Which makes it even more impressive, considering on paper it shouldn’t. It reads like every cliche underdog story. Here’s the setup: 19-something Andrew Neiman, played by the increasingly impressive Miles Teller, is an aspiring drummer. One day, he gets a visit from Terence Fletcher (J.K. Simmons), a well-known music director for one of the most prestigious music schools in America. He’s tough and hard around all his students, but he seems to take a quick liking to Neiman. He accepts him to his academy and band, and soon Neiman begins to like him, too. Feeling welcome as a new member, he starts to relax and let his guard down.

Big mistake.

There’s a reason Simmons has been winning literally every supporting actor award, and that’s because he’s quite literally the most terrifying movie monster in recent history. He sees something great in Neiman, and won’t stop for a second in berating him and forcing him to work harder. “I push people beyond what’s expected of them. I believe that’s an absolute necessity”, he says towards the end of the movie, perfectly summing up his character. Not a minute of his screentime goes by without him swearing, screaming, harassing, and insulting Neiman, often within the same sentence.

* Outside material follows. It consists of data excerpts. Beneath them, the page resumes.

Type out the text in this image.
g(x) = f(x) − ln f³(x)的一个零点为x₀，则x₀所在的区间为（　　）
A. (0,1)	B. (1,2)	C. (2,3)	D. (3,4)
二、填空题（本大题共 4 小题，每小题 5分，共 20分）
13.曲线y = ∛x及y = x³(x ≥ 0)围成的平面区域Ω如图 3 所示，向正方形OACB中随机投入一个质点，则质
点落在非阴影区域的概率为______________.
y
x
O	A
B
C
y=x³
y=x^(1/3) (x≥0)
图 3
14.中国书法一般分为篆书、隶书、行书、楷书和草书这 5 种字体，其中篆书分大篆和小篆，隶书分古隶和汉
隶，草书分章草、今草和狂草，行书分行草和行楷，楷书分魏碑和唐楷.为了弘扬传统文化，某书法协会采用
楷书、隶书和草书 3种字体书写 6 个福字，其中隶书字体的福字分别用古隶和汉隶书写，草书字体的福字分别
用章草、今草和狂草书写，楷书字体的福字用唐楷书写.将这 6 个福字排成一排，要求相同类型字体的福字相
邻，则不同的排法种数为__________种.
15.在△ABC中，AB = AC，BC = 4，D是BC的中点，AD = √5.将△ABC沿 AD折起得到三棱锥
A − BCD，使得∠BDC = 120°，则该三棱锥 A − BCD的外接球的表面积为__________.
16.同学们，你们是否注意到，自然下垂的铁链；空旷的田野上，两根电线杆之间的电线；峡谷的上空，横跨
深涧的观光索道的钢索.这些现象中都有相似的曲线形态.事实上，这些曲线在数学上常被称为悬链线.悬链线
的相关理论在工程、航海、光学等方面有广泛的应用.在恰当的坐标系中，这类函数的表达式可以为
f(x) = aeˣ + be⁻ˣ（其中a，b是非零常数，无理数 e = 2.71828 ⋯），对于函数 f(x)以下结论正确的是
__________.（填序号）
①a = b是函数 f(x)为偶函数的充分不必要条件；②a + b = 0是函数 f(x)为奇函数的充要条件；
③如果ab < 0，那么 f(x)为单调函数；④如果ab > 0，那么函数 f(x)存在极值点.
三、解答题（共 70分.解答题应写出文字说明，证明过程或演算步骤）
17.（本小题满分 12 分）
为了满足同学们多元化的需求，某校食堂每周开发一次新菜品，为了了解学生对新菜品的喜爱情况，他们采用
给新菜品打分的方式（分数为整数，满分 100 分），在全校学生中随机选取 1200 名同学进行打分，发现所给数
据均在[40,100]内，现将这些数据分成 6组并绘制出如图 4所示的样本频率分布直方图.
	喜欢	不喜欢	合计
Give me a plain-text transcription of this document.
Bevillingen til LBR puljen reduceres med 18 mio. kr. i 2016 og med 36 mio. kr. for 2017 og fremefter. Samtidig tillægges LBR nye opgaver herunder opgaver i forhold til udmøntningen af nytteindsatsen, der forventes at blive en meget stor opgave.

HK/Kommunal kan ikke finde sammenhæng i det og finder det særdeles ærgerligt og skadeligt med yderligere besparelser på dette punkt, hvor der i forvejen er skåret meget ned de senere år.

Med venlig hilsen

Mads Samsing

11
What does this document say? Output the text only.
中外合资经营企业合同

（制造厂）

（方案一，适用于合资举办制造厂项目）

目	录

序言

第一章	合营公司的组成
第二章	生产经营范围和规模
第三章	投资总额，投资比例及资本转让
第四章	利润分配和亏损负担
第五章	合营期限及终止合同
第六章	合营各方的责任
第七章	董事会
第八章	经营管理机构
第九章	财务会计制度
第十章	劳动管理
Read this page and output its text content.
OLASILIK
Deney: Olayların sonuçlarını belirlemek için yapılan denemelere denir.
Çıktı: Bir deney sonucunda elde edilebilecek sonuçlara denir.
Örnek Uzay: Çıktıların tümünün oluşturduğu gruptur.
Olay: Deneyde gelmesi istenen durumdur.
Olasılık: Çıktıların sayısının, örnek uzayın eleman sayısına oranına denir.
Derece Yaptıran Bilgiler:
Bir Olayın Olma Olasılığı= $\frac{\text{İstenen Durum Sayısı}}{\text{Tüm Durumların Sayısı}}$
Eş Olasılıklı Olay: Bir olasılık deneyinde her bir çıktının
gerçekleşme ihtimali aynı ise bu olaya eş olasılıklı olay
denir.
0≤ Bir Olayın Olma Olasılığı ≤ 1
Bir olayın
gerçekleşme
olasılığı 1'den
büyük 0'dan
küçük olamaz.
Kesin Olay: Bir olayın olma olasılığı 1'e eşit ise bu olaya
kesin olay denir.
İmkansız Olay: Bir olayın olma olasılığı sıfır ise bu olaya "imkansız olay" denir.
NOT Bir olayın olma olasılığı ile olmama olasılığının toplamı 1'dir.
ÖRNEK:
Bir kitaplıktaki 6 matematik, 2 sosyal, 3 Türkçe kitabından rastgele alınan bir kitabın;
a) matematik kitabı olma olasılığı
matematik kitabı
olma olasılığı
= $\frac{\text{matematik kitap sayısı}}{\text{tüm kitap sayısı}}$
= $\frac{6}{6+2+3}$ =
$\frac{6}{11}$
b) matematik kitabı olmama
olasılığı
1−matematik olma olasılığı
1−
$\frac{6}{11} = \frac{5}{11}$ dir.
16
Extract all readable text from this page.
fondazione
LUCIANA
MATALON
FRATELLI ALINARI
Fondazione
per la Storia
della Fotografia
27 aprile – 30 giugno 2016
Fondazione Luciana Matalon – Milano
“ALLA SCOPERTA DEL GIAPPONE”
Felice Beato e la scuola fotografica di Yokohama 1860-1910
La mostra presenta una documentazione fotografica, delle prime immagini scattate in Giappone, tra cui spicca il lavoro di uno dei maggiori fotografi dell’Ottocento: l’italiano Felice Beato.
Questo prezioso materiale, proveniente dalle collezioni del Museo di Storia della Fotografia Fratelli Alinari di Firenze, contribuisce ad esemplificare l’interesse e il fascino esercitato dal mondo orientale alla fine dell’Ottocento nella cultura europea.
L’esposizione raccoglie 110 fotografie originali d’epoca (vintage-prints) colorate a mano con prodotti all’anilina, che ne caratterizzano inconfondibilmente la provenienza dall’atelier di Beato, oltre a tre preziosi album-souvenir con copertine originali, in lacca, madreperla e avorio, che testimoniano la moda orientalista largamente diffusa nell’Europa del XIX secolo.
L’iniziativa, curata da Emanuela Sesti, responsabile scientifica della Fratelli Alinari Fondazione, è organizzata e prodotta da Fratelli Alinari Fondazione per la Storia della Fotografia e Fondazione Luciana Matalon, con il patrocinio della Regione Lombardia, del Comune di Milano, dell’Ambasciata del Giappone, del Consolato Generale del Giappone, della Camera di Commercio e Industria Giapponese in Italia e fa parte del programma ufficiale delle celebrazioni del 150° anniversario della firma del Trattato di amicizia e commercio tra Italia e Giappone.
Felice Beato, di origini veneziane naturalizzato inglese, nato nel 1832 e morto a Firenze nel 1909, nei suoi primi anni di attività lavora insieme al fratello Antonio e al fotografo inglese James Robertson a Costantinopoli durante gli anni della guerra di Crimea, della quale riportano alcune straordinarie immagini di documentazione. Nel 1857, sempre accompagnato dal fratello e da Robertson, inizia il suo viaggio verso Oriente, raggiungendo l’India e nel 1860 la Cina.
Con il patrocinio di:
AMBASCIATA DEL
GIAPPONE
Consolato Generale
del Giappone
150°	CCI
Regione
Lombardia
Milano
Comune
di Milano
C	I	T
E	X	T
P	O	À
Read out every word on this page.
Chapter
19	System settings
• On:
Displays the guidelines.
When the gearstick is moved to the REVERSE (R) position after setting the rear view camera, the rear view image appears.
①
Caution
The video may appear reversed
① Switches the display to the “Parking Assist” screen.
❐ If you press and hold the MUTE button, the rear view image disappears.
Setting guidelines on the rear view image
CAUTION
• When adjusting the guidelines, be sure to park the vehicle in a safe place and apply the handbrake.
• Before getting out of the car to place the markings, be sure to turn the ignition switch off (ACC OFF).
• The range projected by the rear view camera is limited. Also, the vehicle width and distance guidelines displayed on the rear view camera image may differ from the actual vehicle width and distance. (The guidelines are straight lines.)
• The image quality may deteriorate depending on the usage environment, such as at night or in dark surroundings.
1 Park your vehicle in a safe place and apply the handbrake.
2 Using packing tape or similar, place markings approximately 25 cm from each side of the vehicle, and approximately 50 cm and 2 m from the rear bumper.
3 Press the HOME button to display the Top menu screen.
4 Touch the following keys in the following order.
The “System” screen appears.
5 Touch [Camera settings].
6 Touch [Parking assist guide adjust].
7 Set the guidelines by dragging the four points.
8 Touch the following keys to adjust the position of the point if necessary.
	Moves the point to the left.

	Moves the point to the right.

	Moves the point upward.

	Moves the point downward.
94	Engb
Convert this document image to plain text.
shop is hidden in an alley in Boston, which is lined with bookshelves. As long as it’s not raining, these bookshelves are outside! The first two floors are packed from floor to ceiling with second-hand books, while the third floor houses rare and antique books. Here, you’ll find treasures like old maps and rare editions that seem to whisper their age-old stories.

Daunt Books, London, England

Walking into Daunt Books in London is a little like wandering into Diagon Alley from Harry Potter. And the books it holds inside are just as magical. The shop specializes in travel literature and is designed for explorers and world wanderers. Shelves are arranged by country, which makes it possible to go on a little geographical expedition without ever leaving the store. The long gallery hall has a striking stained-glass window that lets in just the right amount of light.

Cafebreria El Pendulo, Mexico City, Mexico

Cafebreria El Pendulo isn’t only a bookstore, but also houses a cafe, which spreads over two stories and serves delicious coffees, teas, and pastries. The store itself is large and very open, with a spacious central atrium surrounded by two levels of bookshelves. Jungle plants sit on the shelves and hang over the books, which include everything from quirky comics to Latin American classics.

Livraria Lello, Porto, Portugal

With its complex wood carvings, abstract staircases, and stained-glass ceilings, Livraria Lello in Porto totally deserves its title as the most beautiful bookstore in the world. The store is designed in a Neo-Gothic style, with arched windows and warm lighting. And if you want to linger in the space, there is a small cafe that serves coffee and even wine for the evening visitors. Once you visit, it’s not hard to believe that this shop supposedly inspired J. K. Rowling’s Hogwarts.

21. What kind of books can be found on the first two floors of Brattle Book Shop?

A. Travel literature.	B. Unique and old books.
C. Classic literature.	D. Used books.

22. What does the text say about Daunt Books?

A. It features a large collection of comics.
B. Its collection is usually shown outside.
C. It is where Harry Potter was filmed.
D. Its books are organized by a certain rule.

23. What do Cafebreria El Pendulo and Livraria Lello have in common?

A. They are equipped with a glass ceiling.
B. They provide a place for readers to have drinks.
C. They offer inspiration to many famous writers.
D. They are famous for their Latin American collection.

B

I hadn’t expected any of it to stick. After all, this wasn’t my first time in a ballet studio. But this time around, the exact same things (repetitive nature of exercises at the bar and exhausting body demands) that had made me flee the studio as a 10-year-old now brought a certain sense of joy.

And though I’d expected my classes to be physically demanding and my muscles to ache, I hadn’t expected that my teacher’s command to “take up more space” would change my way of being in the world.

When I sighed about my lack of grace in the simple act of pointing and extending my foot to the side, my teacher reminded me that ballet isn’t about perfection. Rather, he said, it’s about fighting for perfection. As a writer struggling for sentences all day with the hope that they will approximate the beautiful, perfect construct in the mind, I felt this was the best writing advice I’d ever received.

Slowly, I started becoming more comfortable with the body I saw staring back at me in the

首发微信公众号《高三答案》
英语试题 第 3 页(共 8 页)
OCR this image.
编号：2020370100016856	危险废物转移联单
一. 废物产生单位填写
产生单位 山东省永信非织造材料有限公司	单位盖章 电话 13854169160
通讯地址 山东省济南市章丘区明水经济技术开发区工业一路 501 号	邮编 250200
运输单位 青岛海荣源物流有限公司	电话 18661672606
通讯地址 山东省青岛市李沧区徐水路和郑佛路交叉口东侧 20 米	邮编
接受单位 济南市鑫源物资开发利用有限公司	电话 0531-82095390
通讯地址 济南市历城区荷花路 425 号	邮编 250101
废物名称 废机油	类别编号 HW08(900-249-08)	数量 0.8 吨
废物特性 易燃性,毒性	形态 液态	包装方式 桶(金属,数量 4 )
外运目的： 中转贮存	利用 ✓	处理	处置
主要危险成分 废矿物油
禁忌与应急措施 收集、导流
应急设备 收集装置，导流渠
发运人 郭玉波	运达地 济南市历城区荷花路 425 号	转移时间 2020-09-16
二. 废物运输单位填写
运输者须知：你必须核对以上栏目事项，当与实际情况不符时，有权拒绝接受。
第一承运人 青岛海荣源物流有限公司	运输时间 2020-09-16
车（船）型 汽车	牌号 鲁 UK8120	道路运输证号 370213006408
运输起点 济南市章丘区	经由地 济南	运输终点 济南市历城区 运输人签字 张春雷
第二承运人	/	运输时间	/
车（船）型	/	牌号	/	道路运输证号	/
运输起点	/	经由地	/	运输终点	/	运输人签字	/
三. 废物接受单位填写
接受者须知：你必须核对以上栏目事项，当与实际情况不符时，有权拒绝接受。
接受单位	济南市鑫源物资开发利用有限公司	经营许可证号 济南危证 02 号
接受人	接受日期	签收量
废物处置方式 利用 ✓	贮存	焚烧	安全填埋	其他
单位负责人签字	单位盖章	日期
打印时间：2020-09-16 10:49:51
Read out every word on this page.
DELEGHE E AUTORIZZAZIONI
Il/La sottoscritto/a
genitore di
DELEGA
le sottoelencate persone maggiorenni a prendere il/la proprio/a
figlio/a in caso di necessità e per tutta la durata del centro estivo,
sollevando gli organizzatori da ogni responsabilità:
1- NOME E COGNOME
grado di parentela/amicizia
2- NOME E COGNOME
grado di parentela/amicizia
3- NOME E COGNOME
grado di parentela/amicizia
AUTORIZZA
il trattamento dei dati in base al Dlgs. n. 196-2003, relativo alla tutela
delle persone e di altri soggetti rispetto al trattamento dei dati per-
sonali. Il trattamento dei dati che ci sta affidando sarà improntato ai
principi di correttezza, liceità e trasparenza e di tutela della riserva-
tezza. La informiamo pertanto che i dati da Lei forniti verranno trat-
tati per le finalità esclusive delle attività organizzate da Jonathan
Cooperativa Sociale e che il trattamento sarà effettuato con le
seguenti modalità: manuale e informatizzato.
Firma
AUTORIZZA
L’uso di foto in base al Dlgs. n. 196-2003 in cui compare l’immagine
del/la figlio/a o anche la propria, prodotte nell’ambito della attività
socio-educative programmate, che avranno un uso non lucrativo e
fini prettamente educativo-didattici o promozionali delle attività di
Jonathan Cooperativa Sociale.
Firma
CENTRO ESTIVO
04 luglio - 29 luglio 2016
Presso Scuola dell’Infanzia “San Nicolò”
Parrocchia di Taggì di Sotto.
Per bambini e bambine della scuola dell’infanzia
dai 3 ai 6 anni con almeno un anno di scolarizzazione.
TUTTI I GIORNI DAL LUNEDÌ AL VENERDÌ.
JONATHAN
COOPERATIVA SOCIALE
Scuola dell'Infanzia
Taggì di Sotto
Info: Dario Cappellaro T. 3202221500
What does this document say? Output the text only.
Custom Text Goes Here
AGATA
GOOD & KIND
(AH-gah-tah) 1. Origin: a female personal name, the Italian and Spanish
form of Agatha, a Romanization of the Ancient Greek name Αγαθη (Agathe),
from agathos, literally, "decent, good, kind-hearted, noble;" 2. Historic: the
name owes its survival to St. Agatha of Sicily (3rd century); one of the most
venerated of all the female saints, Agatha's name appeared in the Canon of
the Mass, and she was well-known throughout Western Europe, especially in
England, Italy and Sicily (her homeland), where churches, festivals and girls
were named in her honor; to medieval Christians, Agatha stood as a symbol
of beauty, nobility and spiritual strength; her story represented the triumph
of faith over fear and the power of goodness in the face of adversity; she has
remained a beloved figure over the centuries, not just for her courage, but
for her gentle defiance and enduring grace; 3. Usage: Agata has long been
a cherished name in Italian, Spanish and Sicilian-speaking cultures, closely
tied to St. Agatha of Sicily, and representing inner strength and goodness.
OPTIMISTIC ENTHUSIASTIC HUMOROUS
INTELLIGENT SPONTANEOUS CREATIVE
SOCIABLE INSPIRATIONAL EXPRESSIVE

But its more than just vocal power that gets under his skin. He has him play drum beats over and over again because he’s going too fast or too slow or out of tune. Sometimes there’s nothing wrong with the way he’s playing; he just wants to mess with his head to get him to play harder. If Simmons doesn’t win the oscar, I’ll eat a refrigerator.

Neiman clearly takes to straight to heart what Fletcher tells him, and instead of standing up to him, he pushes himself further and further, even breaking up with his girlfriend (Melissa Benoist), claiming she’ll just take up his time and prevent him from becoming a better drummer. It’s a heartbreaking scene, and makes the viewer begin to question whether all this effort is worth it.

Instead of answering this question, Chazelle wisely keeps it open and begins to raise the stakes. We watch in agony as we see how far Neiman will push himself, and how far Fletcher will let him, to become the best. He cries and bleeds, and shows pain in his face constantly, but keeps on going. There’s more bloodshed in this than in some horror movies.

Chazelle keeps raising the stakes in the movie, cranking up the tension like a vise. Every time things settle down, something else is thrown in, but never for plot convenience. It always feels like a genuine hurdle, not just like an unnecessary twist. It all builds to the movie’s climactic drum solo, in easily the most exciting, heart stopping ending of the year. My heart was pounding faster than the drums, and not for one second of could I think of something else. It’s absolutely perfect. And ultimately, despite how grueling and painful it is to watch, it turns out to be the most rewarding movie of the year.

It took a while before it settled in me, but now that it has, I cannot wait to see it again.